C'était aussi un vrai casse-tête !
"Au début, Eternal Sunshine... était impossible à mettre en place. Le pitch durait cinq minutes. Ceux qui l'entendaient étaient séduits par ses divers éléments, mais c'était une autre paire de manches que d'organiser ces éléments. Il fallait travailler chronologiquement à rebours, dans un contexte où les causes et les effets sont inversés, tout en conservant l'attention du spectateur et en le touchant émotionnellement. Une autre difficulté consistait à raconter une relation amoureuse par le biais de souvenirs qui sont effacés à mesure que l'histoire progresse.
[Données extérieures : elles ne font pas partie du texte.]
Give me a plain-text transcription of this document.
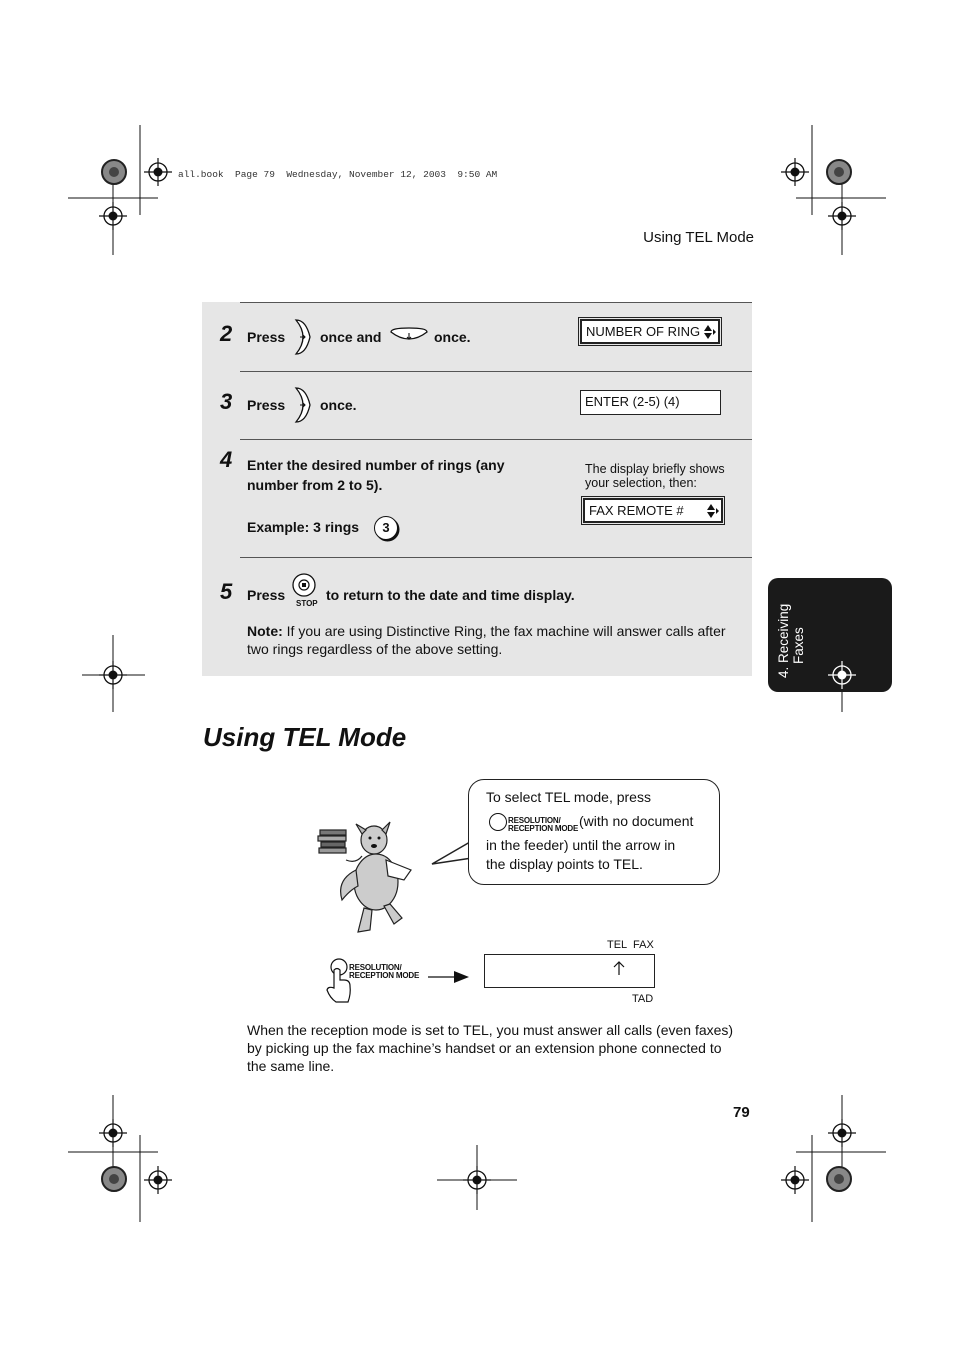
all.book  Page 79  Wednesday, November 12, 2003  9:50 AM
Using TEL Mode
2 Press once and	once.	NUMBER OF RING
3 Press once.	ENTER (2-5) (4)
4 Enter the desired number of rings (any
number from 2 to 5).
Example: 3 rings	3
The display briefly shows
your selection, then:
FAX REMOTE #
5 Press
STOP
to return to the date and time display.
Note: If you are using Distinctive Ring, the fax machine will answer calls after
two rings regardless of the above setting.	4. Receiving Faxes
Using TEL Mode
To select TEL mode, press
RESOLUTION/
RECEPTION MODE (with no document
in the feeder) until the arrow in
the display points to TEL.
RESOLUTION/
RECEPTION MODE
TEL FAX
TAD
When the reception mode is set to TEL, you must answer all calls (even faxes)
by picking up the fax machine’s handset or an extension phone connected to
the same line.
79
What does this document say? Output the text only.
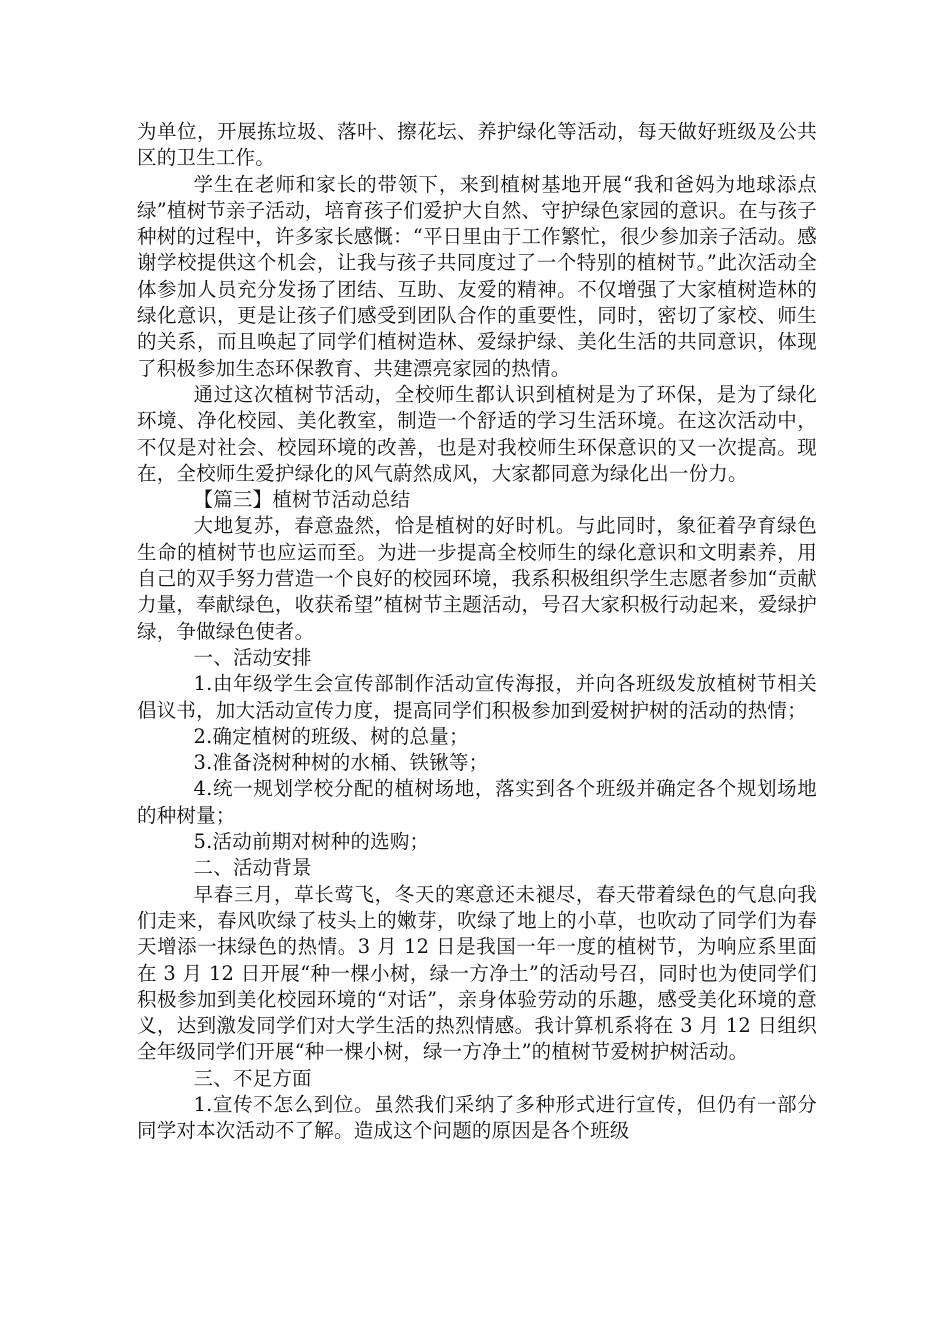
为单位，开展拣垃圾、落叶、擦花坛、养护绿化等活动，每天做好班级及公共区的卫生工作。

学生在老师和家长的带领下，来到植树基地开展“我和爸妈为地球添点绿”植树节亲子活动，培育孩子们爱护大自然、守护绿色家园的意识。在与孩子种树的过程中，许多家长感慨：“平日里由于工作繁忙，很少参加亲子活动。感谢学校提供这个机会，让我与孩子共同度过了一个特别的植树节。”此次活动全体参加人员充分发扬了团结、互助、友爱的精神。不仅增强了大家植树造林的绿化意识，更是让孩子们感受到团队合作的重要性，同时，密切了家校、师生的关系，而且唤起了同学们植树造林、爱绿护绿、美化生活的共同意识，体现了积极参加生态环保教育、共建漂亮家园的热情。

通过这次植树节活动，全校师生都认识到植树是为了环保，是为了绿化环境、净化校园、美化教室，制造一个舒适的学习生活环境。在这次活动中，不仅是对社会、校园环境的改善，也是对我校师生环保意识的又一次提高。现在，全校师生爱护绿化的风气蔚然成风，大家都同意为绿化出一份力。

【篇三】植树节活动总结

大地复苏，春意盎然，恰是植树的好时机。与此同时，象征着孕育绿色生命的植树节也应运而至。为进一步提高全校师生的绿化意识和文明素养，用自己的双手努力营造一个良好的校园环境，我系积极组织学生志愿者参加“贡献力量，奉献绿色，收获希望”植树节主题活动，号召大家积极行动起来，爱绿护绿，争做绿色使者。

一、活动安排

1.由年级学生会宣传部制作活动宣传海报，并向各班级发放植树节相关倡议书，加大活动宣传力度，提高同学们积极参加到爱树护树的活动的热情；

2.确定植树的班级、树的总量；

3.准备浇树种树的水桶、铁锹等；

4.统一规划学校分配的植树场地，落实到各个班级并确定各个规划场地的种树量；

5.活动前期对树种的选购；

二、活动背景

早春三月，草长莺飞，冬天的寒意还未褪尽，春天带着绿色的气息向我们走来，春风吹绿了枝头上的嫩芽，吹绿了地上的小草，也吹动了同学们为春天增添一抹绿色的热情。3 月 12 日是我国一年一度的植树节，为响应系里面在 3 月 12 日开展“种一棵小树，绿一方净土”的活动号召，同时也为使同学们积极参加到美化校园环境的“对话”，亲身体验劳动的乐趣，感受美化环境的意义，达到激发同学们对大学生活的热烈情感。我计算机系将在 3 月 12 日组织全年级同学们开展“种一棵小树，绿一方净土”的植树节爱树护树活动。

三、不足方面

1.宣传不怎么到位。虽然我们采纳了多种形式进行宣传，但仍有一部分同学对本次活动不了解。造成这个问题的原因是各个班级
Autrement dit, chaque scène raconte la désintégration de cette même scène. Dans ces conditions, que peut-on montrer avant qu'elle ne commence à se désagréger ? D'autre part, si vous n'en montrez pas suffisamment, le public risque de ne rien ressentir et donc de ne rien comprendre. Il y a en plus un problème de logique: alors que Joel est en train de faire effacer ses souvenirs, son personnage doit conserver un minimum d'intégrité pour comprendre ce qui est en train de lui arriver. C'était un casse-tête, et j'ai mis beaucoup de temps à écrire ce script."
Notamment pour cette séquence :
"Un lit posé face à la mer sur une plage de neige restera ainsi gravé dans nos yeux comme un lapsus miraculeux..."
D'autres scènes aussi poétiques parcourent le film, comme celle, encore dans le froid, où le couple se couche sur la glace.